NHK俳句に届く投稿の多くに見られる文法的な誤り。それは下二段活用に関するものです。口語の「受ける」という動詞の終止形は、文語では「受く」となります。
え、「受く」がわからない?広辞苑で「受ける」を引いてみてください。文う・く(下二)とあります。口語の「受ける」は文語では「受く」。下二段活用すると、ちゃんと書いてあるのです。
下に名詞が続く場合、口語では「受ける(こと)」となりますが、文語では「受くる(こと)」。この「受ける」と「受くる」をごっちゃにしている方が実に多いのです。下二段活用をマスターすれば、ミスは大幅に減るはず。素晴らしい内容の句でも、文法的に誤った句は取りづらいというのが選者の本音です。是非気をつけて下さい。
否定する場合、口語では 受け(ない)、文語では 受け(ず)
連用形は 受け(ます) 受け(けり)
終止形は 受ける 受く
名詞に係る連体形は 受ける(こと) 受くる(こと)
「ば」がつくかたちは 受けれ(ば) 受くれ(ば)
命令形は 受け(よ) 受け(よ)
口語と文語がよく似ているのに、ちょっとだけ違うところが、ややこしいのです。
ちなみに下二段活用の動詞は「受く」の他にも「掛く」「告ぐ」「捨つ」など色々あります。口語の終止形は「掛けるkakeru 」「告げるtsugeru 」「捨てるsuteru 」など、いずれの文末も「eru」となります。

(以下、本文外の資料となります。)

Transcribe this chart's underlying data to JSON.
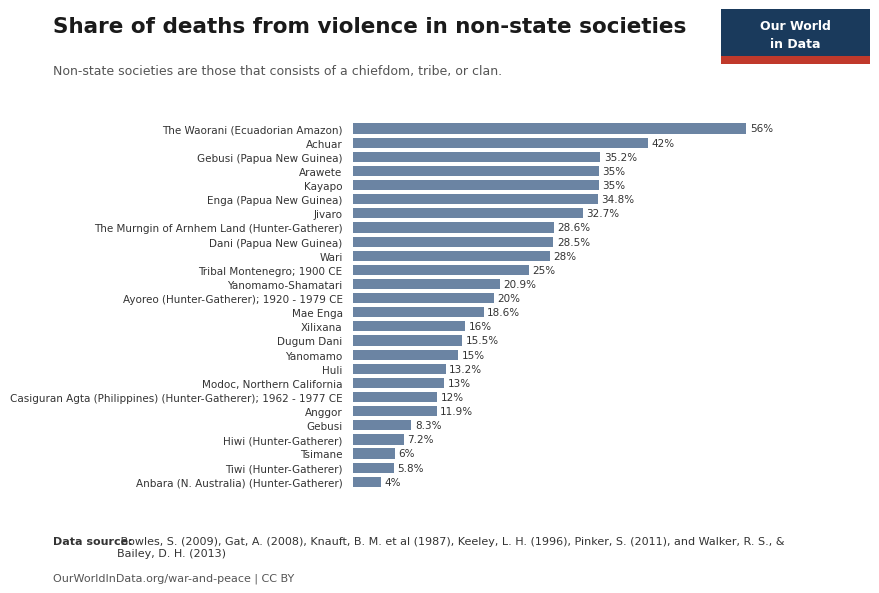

さて難しい下二段活用の中でも、ウルトラ難しい例をご紹介しましょう。
口語「植える」の文語は「植う」。その連用形は?「植え」ではなく「植ゑ(けり)」。見たことのない「ゑ」が出てきました。これは「わ行」の「ゑ」。
「わ行」の下二段活用は「植う」「飢う」「据う」の三つしかありません。もしもあなたがクイズ王を目指すなら、覚えておいて損はないでしょう。